© Carole Bethuel / Arte ( De gauche à droite et de haut en bas : Reda Kateb, Clémence Poésy, Pio Marmaï, Mélanie Thierry, Frédéric Pierrot, Carole Bouquet, Céleste Brunnquell)
Adaptée de la série israëlienne BeTipul créée par Hagai Levi, Nir Bergman et Ori Sivan en 2005, et après seize versions dans différents pays du monde, Arte présente sa nouvelle série En Thérapie co-produite et initiée par Les Films du poisson. Un plongeon profond dans les méandres des cerveaux de six patients et les paradoxes d’un pays paralysé par les attentats du 13 novembre 2015. 35 épisodes orchestrés par le duo Éric Toledano et Olivier Nakache accompagné d’une belle équipe.
Les larmes d’une femme. Un cabinet de psychanalyse. « Je ne pense pas que je vais pouvoir m’allonger aujourd’hui. » confie-t-elle entre deux sanglots à son analyste. Ce lundi 16 novembre 2015, dans le 11ème arrondissement de la capitale française – à quelques mètres de la place de la République – , trois jours après les attentats meurtriers du Bataclan et la paralysie de toute la France en état de choc, il faut retourner travailler.

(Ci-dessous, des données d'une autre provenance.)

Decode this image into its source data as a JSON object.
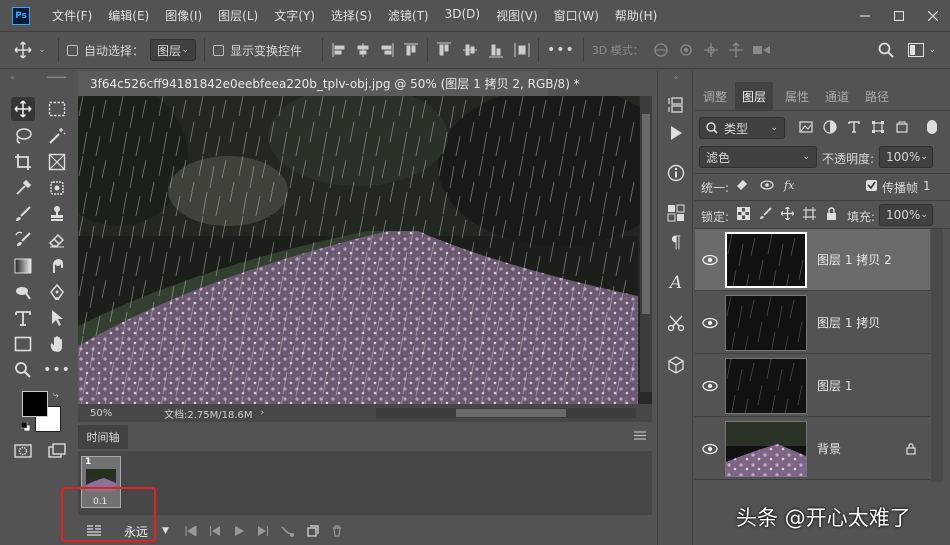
{
  "app": {
    "logo": "Ps"
  },
  "menu": [
    "文件(F)",
    "编辑(E)",
    "图像(I)",
    "图层(L)",
    "文字(Y)",
    "选择(S)",
    "滤镜(T)",
    "3D(D)",
    "视图(V)",
    "窗口(W)",
    "帮助(H)"
  ],
  "options": {
    "auto_select_label": "自动选择：",
    "auto_select_value": "图层",
    "show_transform_label": "显示变换控件",
    "mode_3d_label": "3D 模式：",
    "more": "•••"
  },
  "document": {
    "tab_title": "3f64c526cff94181842e0eebfeea220b_tplv-obj.jpg @ 50% (图层 1 拷贝 2, RGB/8) *",
    "zoom": "50%",
    "doc_size": "文档:2.75M/18.6M"
  },
  "timeline": {
    "tab_label": "时间轴",
    "frame_number": "1",
    "frame_delay": "0.1",
    "loop_value": "永远"
  },
  "panels": {
    "tabs": [
      "调整",
      "图层",
      "属性",
      "通道",
      "路径"
    ],
    "active_tab": "图层",
    "filter_label": "类型",
    "blend_mode": "滤色",
    "opacity_label": "不透明度:",
    "opacity_value": "100%",
    "unify_label": "统一:",
    "propagate_label": "传播帧",
    "propagate_value": "1",
    "lock_label": "锁定:",
    "fill_label": "填充:",
    "fill_value": "100%"
  },
  "layers": [
    {
      "name": "图层 1 拷贝 2",
      "selected": true
    },
    {
      "name": "图层 1 拷贝",
      "selected": false
    },
    {
      "name": "图层 1",
      "selected": false
    },
    {
      "name": "背景",
      "selected": false,
      "locked": true
    }
  ],
  "watermark": "头条 @开心太难了",
  "colors": {
    "highlight_box": "#e62020",
    "ps_blue": "#31a8ff"
  }
}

À 9h, Philippe Dayan (Frédéric Pierrot) reçoit cette première patiente de la semaine, Ariane (Mélanie Thierry), en thérapie depuis un an. Chirurgienne, la jeune femme a passé la nuit du 13 novembre à soigner les blessés à l’Hôpital Saint-Antoine, confrontée à l’horreur des conséquences de ces actes barbares et à la mort. Elle finit par avouer à Dayan qu’elle est amoureuse de lui.
Le lendemain, à 10h, un nouveau patient pénètre dans le cabinet, Adel (Reda Kateb). Policier à la BRI, il faisait partie de ceux qui sont intervenus dans le Bataclan et est sujet à de nombreuses angoisses depuis l’attentat. Celles-ci l’empêchent d’effectuer son métier avec son sang-froid habituel. Il a besoin de s’exprimer mais oppose une résistance à la pratique de Philippe Dayan.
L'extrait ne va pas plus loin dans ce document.